La naturaleza ha sido benigna con las islas de San Simón y San Antón... al menos en comparación con lo maligna que ha sido la historia y el género humano.



Recortadas rocas delimitan su contorno verde y hermosas especies arbóreas conceden al ambiente la suave melodía del viento que peina sus hojas y ramas.


La luz penetra entre tanta hermosura y tamiza con colores,



recorta figuras en contraluz y nos ayuda a olvidar tanto sufrimiento encerrado entre sus muros.



Por todo esto, si las anteriores fotografías eran hermosas, más aún pueden serlo estas que ahora os ofrezco... destilado de poco más de una hora recorriendo las sendas que cruzan ambas islas.


Los jardines, edificios, fuentes, esculturas, muelles... rincones henchidos de encanto



creados por la misma mano humana que engendró el mal, el dolor, el sufrimiento y la poesía,




son ahora quienes os guian por las dos pequeñas joyas que encierra la "vieira" que esconde el fondo de mi muy adorada Ria de Vigo.







Si algo de todo esto nos hiciera olvidar que en esos mismos lugares cientos de hombres padecieron el olvido, el encierro injusto e inmoral, la enfermedad sin contemplaciones y la muerte daríamos por bien empleado el tiempo usado en disfrutar del paisaje... y es que no sólo la historia es importante.



Vivir la vida con un pie en el pasado, que permita estabilidad y seguridad, que afiance un futuro seguro de sí mismo, pero con otro en el futuro confiado, tranquilo y estable pero soñador y optimista son dos buenos puntos de partida para comenzar la carrera; para continuar el camino y mirar siempre al frente con la confianza que da haber cerrado bien todas las puertas y heridas mal curadas en ocasiones anteriores.


Como dice un buen amigo: "¡Salud y República!"



y añado yo: "y buenas vistas"

Un "recuncho" mágico en la Isla de Arosa




Este fin de semana tampoco ha estado mal en cuanto a actividades... en la Ría de Arousa.
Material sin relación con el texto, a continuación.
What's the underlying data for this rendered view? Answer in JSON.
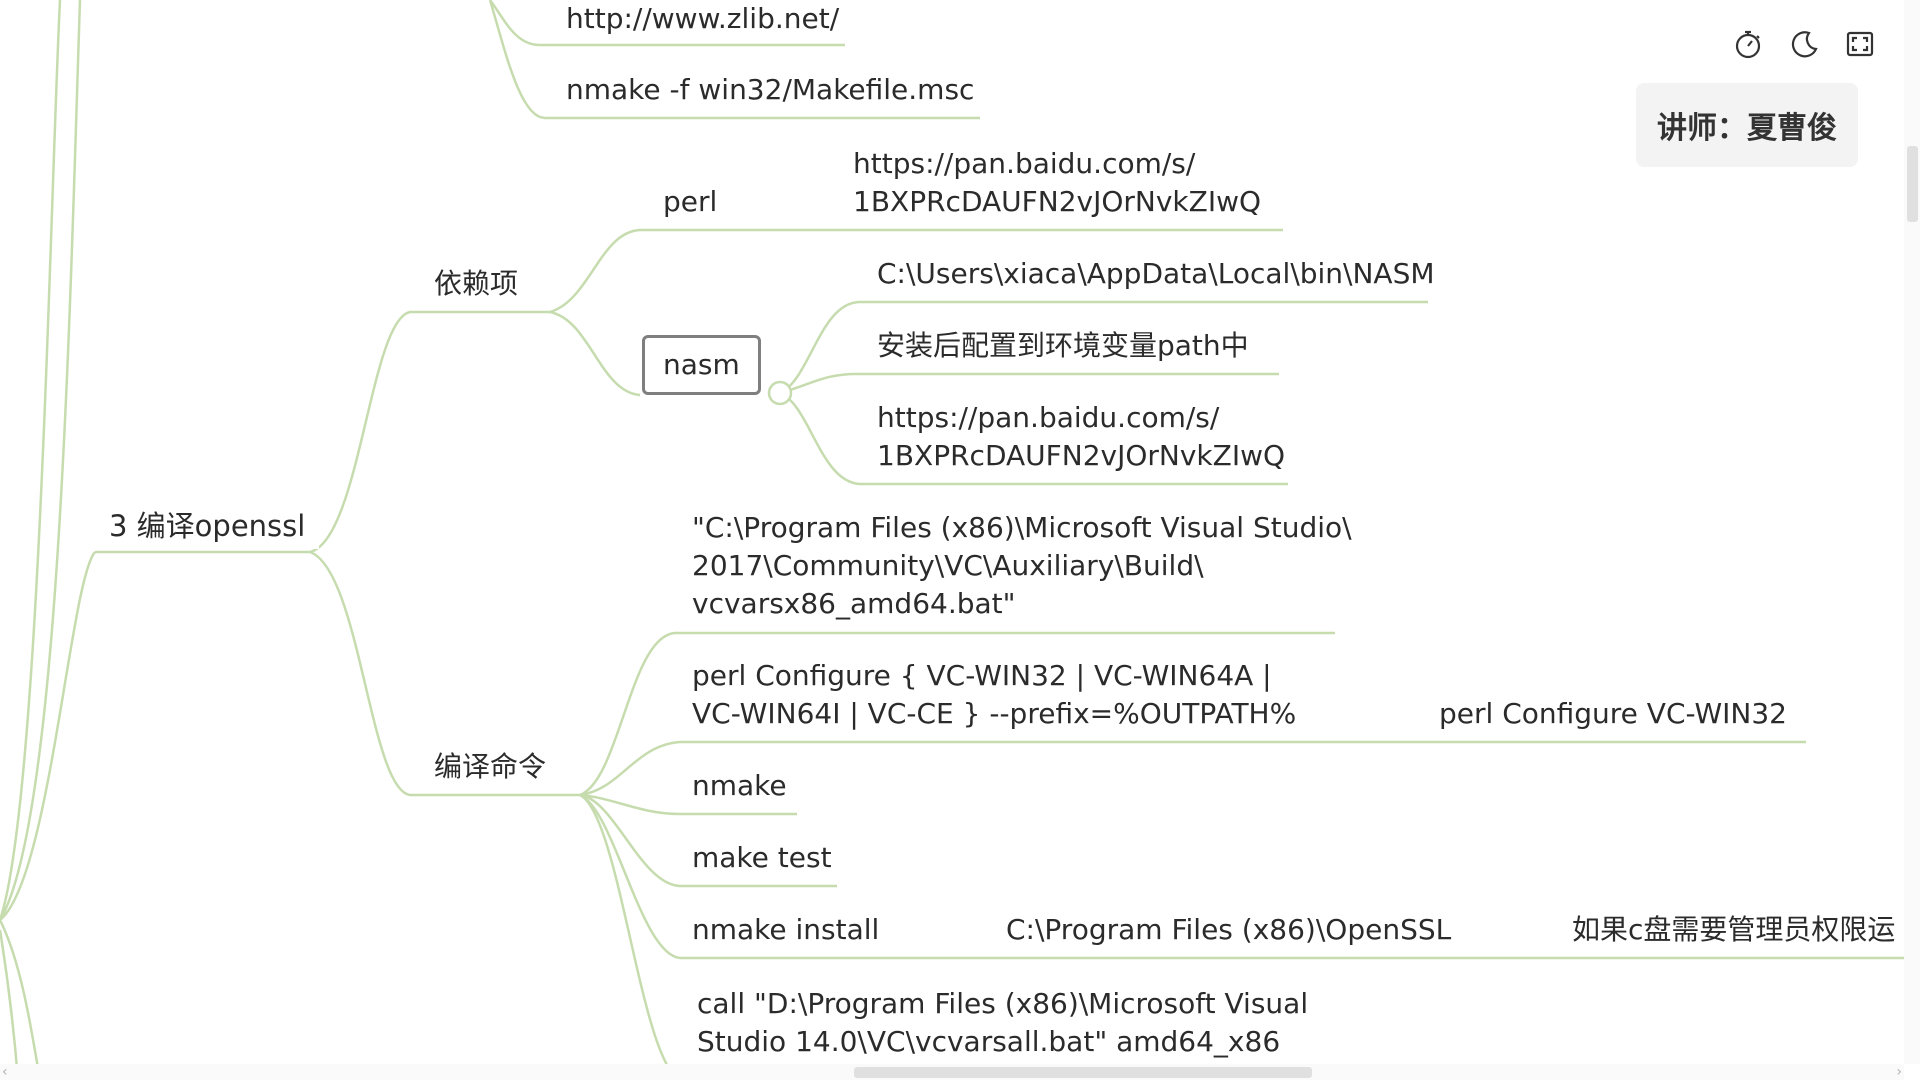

Hemos hecho noche en Vilanova (de Arousa) para ir a correr en Vilagarcía (de Arousa) una media maratón, claro... ¿qué sino? y de paso dimos una vuelta por la Illa (de Arousa) donde, entre otras cosas, visitamos un lugar del que ya me había dado referencias muy buenas mi hermano.



Se trata de un viejo faro que han reconvertido en restaurante al borde del mar. El acceso se puede hacer en coche, aunque el camino que arranca de la carretera general presenta un aspecto lamentable y asusta un poco. De hecho la opción de acercarse andando tampoco es que sea descabellada, ya que apenas hay 300 metros desde el cruce hasta el Faro de Punta Cabalo, que así se llama el lugar.



Se llegue como se llegue eso es lo de menos. El lugar en sí es alucinante: un montón de "penedos" (rocas de gran tamaño) sirven de base a este pequeño faro situado en el extremo noroccidental de la isla.



Al suroeste la Isla de Sálvora, al este y norte la orilla de la ría donde destacan poblaciones como Santa Uxía de Ribeira, Pobra do Caramiñal, Boiro y Rianxo con playas como la de Coroso, Cabío ,Tanxil Barraña...y la Serra do Barbanza abrazándolo todo. Al este el monte Xiabre, en cuya base se asienta Vilagarcía, la pequeña ciudad que encierra en sí misma la esencia y el poderío económico de la región.



A nuestros pies las frías pero claras aguas de la ría salpicano suavemente las rocas. Sobre nuestras cabezas nubes amenazadoras pero que aún no descargan sobre nosotros nos hablan de la primavera revuelta que tan pronto nos derrite con sus calores como nos hiela los huesos.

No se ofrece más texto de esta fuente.